We might ask what prompted the disciples to ask these questions at this particular time? The answer may be found in Matthew 23! Jesus was speaking to the multitudes warning them of the example of the scribes and Pharisees and pronounced a number of woes upon the leaders of the people for particular attitudes and works on their part. Then in verse-34 Christ says he will send to them (to all the people) prophets, wise men and scribes. These they will kill, crucify, scourge in the synagogues and persecute from city to city. Why? So that, upon this generation, (i.e. you the people – verse-36), may come all the righteous blood shed upon the earth from the beginning of time.
Christ said all these things would come upon this generation – the one to whom he preached and sent the apostles etc. (I’ll speak more of this in a later post). Then he lamented over Jerusalem in verse 37, and in verse 38 he said “Behold, your house (i.e. the Temple) is left unto you desolate.” This statement in the Greek is very emphatic.
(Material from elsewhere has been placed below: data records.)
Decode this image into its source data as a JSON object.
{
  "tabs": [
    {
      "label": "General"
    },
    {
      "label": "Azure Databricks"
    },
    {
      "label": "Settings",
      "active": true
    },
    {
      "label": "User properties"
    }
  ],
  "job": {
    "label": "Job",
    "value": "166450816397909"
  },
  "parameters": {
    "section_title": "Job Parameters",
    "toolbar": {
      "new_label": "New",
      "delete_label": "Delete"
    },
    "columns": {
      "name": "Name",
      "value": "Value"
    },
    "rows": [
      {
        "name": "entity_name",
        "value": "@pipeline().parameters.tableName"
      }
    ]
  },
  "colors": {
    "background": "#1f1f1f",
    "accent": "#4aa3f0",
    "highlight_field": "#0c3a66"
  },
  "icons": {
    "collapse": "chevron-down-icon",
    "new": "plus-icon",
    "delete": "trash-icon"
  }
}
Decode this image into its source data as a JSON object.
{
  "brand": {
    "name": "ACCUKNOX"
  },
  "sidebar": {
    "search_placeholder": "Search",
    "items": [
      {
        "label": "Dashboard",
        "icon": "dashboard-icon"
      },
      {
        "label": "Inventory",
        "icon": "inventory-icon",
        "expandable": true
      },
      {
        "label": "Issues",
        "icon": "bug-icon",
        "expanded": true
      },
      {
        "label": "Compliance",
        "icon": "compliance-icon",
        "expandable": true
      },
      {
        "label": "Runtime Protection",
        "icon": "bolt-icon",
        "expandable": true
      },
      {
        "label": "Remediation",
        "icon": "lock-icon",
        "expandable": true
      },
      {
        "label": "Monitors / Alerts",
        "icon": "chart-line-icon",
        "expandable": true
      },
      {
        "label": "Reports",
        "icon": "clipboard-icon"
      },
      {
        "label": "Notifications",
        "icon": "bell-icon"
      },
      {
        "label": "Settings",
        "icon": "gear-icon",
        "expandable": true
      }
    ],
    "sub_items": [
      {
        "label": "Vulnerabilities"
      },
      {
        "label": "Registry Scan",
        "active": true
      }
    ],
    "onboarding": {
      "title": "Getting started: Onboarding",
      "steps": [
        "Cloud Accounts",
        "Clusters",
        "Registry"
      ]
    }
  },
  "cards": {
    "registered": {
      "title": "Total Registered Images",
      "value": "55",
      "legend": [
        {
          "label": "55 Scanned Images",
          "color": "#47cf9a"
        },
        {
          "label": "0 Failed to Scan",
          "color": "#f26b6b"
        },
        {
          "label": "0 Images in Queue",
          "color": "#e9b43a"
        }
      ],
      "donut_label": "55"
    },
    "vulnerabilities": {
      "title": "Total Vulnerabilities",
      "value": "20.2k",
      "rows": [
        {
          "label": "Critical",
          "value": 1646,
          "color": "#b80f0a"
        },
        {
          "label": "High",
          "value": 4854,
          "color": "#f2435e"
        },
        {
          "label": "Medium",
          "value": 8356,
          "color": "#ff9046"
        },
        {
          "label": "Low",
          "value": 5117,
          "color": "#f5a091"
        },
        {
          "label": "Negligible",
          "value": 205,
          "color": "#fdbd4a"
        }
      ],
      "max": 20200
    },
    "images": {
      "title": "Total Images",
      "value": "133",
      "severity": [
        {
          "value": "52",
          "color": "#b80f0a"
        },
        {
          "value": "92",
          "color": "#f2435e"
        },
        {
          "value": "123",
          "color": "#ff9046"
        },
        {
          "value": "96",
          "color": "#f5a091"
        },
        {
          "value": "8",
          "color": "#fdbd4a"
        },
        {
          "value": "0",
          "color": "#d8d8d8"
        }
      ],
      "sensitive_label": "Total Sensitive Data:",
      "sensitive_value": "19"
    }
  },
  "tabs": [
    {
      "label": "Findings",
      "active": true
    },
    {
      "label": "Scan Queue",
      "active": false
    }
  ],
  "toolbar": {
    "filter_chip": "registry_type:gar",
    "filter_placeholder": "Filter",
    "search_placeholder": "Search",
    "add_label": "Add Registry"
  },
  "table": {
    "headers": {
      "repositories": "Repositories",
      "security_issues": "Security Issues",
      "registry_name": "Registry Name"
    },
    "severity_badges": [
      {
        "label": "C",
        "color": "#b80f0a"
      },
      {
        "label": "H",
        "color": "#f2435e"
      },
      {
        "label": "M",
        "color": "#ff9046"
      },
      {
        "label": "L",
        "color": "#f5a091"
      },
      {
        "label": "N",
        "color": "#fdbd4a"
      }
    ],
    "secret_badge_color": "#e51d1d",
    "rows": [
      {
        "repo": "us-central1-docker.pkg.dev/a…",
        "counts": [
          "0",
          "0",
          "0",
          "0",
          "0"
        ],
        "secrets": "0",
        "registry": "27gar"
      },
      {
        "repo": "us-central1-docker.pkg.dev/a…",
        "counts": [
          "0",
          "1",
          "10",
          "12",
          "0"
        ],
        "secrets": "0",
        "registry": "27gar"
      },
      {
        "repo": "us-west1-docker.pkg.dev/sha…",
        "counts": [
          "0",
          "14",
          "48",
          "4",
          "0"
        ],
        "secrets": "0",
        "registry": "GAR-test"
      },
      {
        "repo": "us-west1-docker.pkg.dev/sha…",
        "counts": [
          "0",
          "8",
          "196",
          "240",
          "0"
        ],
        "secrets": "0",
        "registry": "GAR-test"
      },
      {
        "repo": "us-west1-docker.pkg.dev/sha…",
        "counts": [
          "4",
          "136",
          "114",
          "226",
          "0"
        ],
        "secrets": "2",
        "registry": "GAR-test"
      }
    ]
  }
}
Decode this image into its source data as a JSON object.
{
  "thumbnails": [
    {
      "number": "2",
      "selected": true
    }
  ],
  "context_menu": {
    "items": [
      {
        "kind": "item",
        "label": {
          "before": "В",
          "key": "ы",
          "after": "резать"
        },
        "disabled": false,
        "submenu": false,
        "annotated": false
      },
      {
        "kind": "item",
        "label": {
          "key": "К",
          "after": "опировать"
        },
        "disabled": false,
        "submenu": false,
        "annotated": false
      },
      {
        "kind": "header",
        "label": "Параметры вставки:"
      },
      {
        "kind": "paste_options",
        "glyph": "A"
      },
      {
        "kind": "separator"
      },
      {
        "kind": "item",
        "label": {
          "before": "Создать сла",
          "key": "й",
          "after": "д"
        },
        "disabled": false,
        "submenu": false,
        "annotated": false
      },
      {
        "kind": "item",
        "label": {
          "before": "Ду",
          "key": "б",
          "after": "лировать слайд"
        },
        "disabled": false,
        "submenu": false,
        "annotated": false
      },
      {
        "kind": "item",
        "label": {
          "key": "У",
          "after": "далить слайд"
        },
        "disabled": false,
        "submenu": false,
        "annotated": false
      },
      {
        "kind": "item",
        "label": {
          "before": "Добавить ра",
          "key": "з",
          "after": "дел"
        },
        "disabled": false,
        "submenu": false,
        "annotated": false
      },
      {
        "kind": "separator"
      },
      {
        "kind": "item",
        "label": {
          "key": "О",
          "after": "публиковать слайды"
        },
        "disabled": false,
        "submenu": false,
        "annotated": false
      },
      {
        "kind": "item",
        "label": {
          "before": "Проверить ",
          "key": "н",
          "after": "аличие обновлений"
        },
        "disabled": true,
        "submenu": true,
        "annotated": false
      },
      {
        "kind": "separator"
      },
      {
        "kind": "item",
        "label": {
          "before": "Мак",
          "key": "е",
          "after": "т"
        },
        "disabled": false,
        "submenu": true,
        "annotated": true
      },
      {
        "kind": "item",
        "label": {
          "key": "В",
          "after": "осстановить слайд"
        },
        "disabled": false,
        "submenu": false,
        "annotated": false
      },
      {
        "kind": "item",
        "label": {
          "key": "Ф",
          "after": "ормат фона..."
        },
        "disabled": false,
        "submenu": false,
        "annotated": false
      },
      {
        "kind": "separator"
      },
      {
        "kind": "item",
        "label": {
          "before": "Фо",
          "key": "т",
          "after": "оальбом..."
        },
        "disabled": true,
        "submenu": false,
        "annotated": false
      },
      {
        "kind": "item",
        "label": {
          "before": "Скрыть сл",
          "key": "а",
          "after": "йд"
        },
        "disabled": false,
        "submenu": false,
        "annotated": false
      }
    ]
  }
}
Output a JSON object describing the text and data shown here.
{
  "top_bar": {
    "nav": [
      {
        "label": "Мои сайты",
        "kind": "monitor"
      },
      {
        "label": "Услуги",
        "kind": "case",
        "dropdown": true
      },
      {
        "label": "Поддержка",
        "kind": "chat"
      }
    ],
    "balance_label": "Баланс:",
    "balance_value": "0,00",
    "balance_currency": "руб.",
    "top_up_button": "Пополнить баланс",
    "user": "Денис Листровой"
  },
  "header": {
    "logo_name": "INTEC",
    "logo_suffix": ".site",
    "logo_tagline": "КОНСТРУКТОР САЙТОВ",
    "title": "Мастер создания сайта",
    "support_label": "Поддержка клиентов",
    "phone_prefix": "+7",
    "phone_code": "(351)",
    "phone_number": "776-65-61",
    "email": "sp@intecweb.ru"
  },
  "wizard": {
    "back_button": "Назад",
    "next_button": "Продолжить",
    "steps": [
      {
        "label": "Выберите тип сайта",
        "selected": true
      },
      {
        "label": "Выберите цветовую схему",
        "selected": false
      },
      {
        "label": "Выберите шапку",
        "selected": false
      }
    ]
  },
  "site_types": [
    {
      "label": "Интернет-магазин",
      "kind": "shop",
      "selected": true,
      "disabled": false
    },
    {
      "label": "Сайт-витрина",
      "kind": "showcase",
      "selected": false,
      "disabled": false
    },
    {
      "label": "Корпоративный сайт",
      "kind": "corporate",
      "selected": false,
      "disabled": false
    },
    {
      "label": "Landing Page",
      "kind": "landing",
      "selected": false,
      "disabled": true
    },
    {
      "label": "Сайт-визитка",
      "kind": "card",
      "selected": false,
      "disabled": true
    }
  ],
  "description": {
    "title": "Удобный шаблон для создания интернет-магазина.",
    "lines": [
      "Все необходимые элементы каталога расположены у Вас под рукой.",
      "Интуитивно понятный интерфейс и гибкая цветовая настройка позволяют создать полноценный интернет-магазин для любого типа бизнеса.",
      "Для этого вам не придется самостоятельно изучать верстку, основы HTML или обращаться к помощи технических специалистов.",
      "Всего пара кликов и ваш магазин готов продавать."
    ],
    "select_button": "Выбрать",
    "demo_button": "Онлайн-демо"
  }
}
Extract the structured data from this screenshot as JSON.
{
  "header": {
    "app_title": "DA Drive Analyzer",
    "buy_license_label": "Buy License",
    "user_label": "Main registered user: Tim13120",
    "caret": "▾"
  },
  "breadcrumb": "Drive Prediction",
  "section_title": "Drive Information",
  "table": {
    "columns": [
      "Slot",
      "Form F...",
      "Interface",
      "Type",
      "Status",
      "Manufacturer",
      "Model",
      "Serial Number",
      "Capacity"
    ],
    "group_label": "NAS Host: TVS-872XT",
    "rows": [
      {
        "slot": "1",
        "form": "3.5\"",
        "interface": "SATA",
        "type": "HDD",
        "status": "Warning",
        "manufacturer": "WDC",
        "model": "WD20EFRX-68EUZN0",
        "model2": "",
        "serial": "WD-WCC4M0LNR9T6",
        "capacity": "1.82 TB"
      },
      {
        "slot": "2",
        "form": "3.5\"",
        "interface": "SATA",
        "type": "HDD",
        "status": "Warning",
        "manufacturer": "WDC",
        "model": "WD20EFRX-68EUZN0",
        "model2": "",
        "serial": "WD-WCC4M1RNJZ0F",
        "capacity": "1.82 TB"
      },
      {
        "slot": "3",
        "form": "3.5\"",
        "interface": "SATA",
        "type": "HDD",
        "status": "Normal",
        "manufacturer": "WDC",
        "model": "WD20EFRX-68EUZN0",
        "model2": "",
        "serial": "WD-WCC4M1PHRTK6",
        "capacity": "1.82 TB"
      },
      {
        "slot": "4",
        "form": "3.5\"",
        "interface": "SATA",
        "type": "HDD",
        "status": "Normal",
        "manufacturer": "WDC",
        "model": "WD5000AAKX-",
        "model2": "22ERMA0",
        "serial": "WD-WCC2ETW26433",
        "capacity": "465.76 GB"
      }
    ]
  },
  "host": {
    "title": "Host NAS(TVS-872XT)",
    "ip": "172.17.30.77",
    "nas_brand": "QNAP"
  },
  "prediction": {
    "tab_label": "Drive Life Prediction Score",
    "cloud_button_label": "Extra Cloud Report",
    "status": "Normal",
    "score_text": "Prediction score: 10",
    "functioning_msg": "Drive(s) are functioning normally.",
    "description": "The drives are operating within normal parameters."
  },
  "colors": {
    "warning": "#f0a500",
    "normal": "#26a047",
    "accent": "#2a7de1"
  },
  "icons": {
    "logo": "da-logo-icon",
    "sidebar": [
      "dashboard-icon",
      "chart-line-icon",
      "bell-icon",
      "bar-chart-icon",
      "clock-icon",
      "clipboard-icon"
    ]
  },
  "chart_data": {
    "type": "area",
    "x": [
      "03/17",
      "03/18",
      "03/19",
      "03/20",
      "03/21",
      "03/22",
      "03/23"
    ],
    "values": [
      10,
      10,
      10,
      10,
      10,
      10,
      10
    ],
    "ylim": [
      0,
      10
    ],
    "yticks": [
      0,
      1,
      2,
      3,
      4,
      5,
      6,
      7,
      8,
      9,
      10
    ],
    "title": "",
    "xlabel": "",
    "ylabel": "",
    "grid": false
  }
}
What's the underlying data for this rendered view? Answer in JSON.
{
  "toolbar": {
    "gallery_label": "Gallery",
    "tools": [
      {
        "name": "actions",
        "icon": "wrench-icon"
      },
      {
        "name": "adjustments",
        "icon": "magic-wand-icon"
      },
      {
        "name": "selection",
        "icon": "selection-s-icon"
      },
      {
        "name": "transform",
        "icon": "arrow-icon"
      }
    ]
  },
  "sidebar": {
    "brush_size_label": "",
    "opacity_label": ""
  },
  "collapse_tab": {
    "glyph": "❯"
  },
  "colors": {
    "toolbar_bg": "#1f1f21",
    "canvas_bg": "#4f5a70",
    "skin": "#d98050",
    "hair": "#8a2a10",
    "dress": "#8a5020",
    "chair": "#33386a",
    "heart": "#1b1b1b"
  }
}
In John 2:16 when he suddenly came to the Temple, he called it, “My Father’s House.” Now it is “your house!” To get the full impact of what his words conveyed, we must read Leviticus 14:33-42.
Leprosy is a type of sin, and in Leviticus the high priest had the responsibility of judging the livability of a house in Israel suspected of having leprosy in its stones and mortar. Here in Matthew 23 Jesus, the High Priest, was pronouncing judgment. The house (Temple) is desolate and its stones would be thrown down as though it were leprous. The inference was unmistakable, considering the shock and questions of the disciples in Matthew 24:1. Jesus departed the Temple and the shocked disciples came to him and pointed out how great the stones were among the buildings of the Temple complex. Jesus just reiterated the judgment: “…there shall not be one stone left upon another that shall not be thrown down.”
Then Jesus said: “You shall not see me henceforth, until you say, ‘Blessed is he that comes in the name of the Lord.’” Concerning this statement, the apostles asked: “…what will be the sign of your coming,” and “…of the end of the age (or generation),” referring to this generation in verse-36, or to the age that included the death of Able to the death of Zacharias. In either case the end of the age or generation was 70 AD.
Matthew 24 goes on and foretells the events which characterize this generation. Therefore, it is an answer to the questions Jesus’ disciples asked concerning what he spoke in Matthew 23. An understanding of this will put the Olivet Prophecy in perspective. It also places boundaries around it so one cannot get carried away with vague imaginations. Matthew 23 is the skeleton upon which the meat or flesh of Matthew 24 is placed!
May our Lord and Savior open up our hears and minds to see the truth of his holy word and keep us from teachings that have not come from him (2John 1:9).